As the case must go back for a new trial, it is proper to suggest that the findings of the court upon the question what quantity of water the plaintiff was entitled to have flow past defendants' ditches should, if possible, be made definite by naming the number of inches or gallons, instead of by fixing the width, depth, and grade of the ditch. A finding that plaintiff is entitled to have its ditch supplied to its full capacity may lead to future disputes and litigation. In view of the character of the soil, the capacity of the ditch is likely to change rapidly. Appellant complains that under the decision of the court as it stands, "plaintiff would be relieved from all diligence and exertion in maintaining a dam, or securing the waters of the creek from running idly and wastefully past the head of the Lakeside ditch, and the defendants would be wantonly deprived of the water for their ditches, while all other ditches heading upon this creek might be amply supplied with water, and while abundance of water would be running waste." Of course, if the plaintiff does not use proper care to preserve the water which passes the head of the defendants' ditch to it, the plaintiff cannot complain that its ditch is not supplied with water.
Judgment and order reversed, and cause remanded for a new trial.
Beatty, C. J., concurring. As I construe the findings of the superior court, they show with sufficient clearness that from the completion of plaintiff's ditch, in 1874, down to the year 1884, it has continuously diverted water sufficient to fill said ditch, excepting only when the natural flow of the stream (Cross Creek) was insufficient to fill it, and that at such times it diverted all of such natural flow; that the Hyde ditch of defendants, as originally constructed, in 1876, diverted no appreciable quantity of water, but that after, and only after, the enlargement of the Hyde ditch, in 1882, and the subsequent construction of the Manning ditch, the defendants have been diverting water included in plaintiff's appropriation. I should not, therefore, regard the findings as insufficient in this respect, even if the plaintiff's right was founded exclusively upon prescription. But the truth is, plaintiff's right rests upon a prior appropriation, and does not need to be supported by proof of uninterrupted user, and if the findings require the construction placed upon them in the opinion of the court, the fault seems to me to be immaterial. The defendants, on the other hand, must rely upon prescription to justify a diversion of any water previously appropriated by the plaintiff, and upon that point I do not consider that the finding of the superior court against defendants' [22 P. 79] claim is so clearly unsupported by the evidence as to justify us in reversing it. The testimony seems to be entirely consistent with the view that from 1876 to 1884 the original (unenlarged) Hyde ditch diverted no appreciable quantity of water, except when the stream was high and water abundant.

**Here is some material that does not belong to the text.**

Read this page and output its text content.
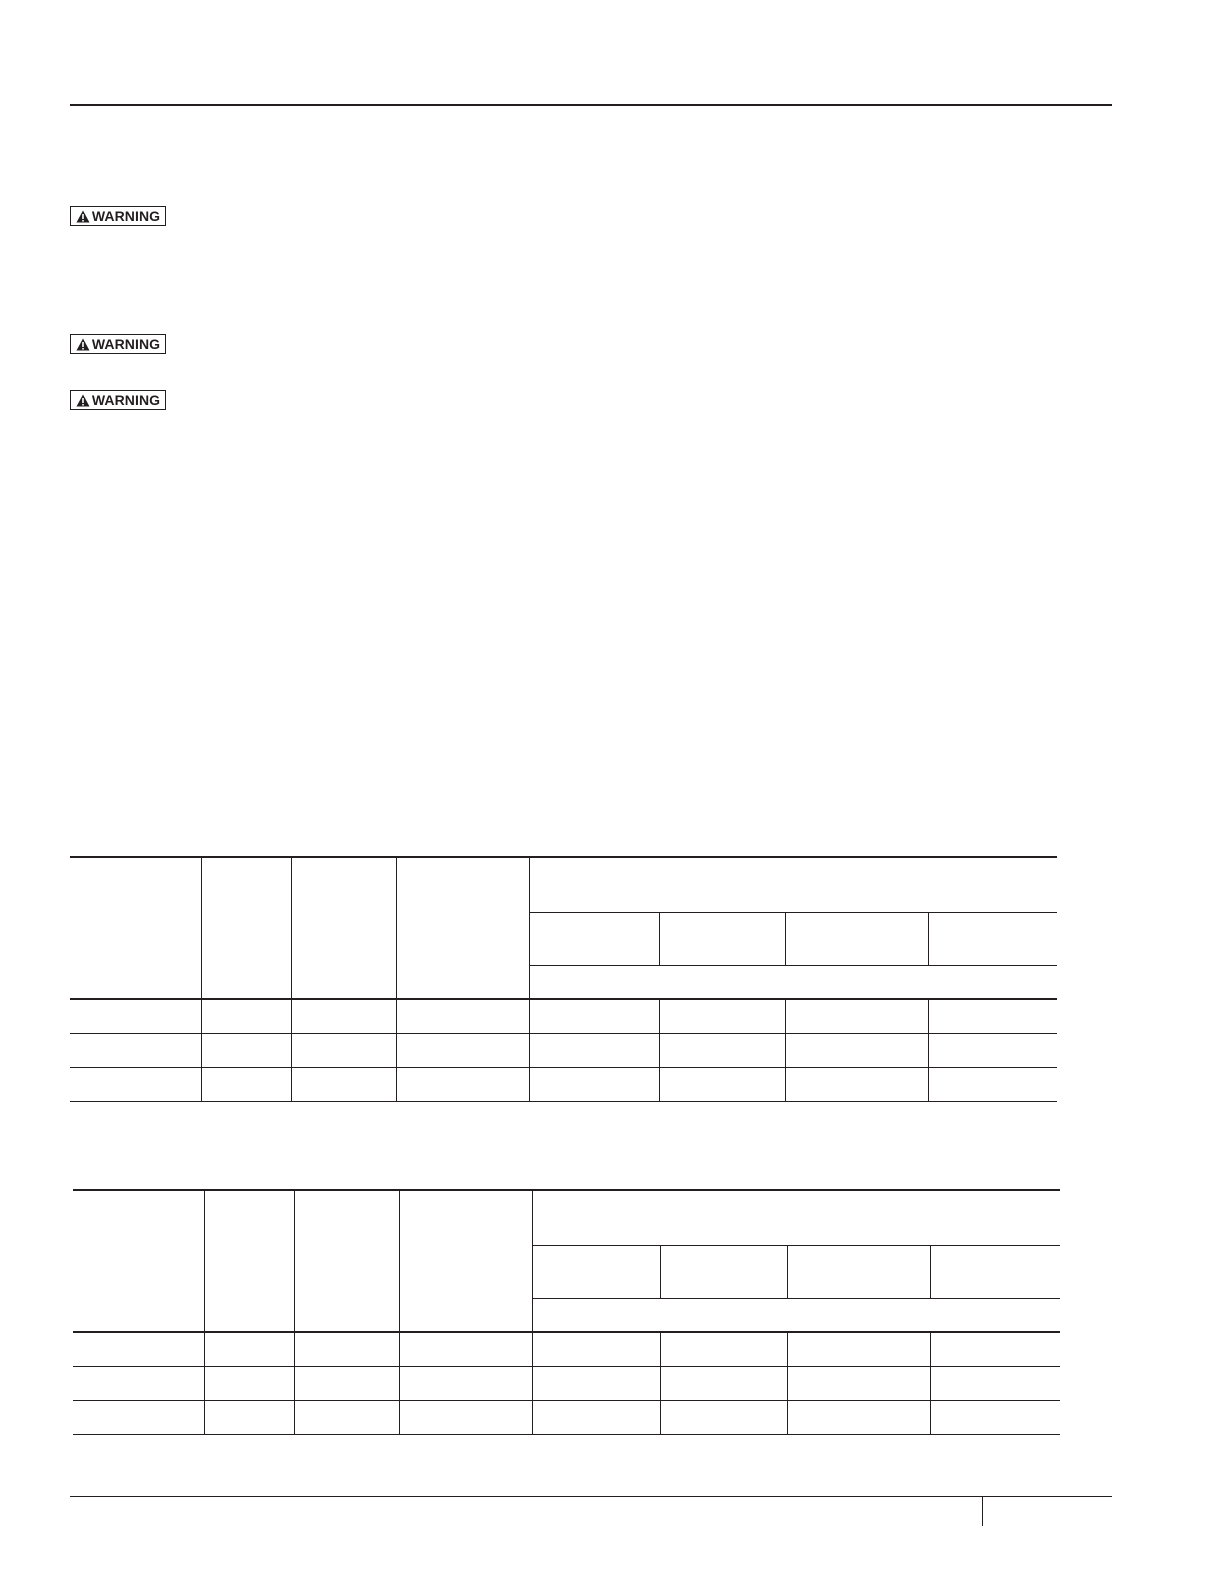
WARNING
WARNING
WARNING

As to the offer of the defendants to show that other persons, not parties to the action, had taken out water higher up the stream, by means of ditches constructed later than any diversion by plaintiff or themselves, and that such more recent diversions of water were the real cause of the injury to plaintiff, I think the ruling of the court excluding the testimony was correct in the present state of the pleadings. To make such testimony material, defendants should set up in their answer the facts showing the necessity of making such third persons parties to the action, in order to a complete determination of the rights of all in the waters of the stream. Upon a proper showing of the facts, -- which I think should be allowed by amendment, if requested, -- the court might direct other subsequent appropriators to be brought in.
Differing in these particulars from the views expressed in the opinion of the court, I nevertheless concur in the judgment, upon the ground that there should have been a more specific finding of the exact quantity of water, measured by some definite standard (miners' inch, for example), appropriated by plaintiff, and that the decree should have been equally specific in its injunction.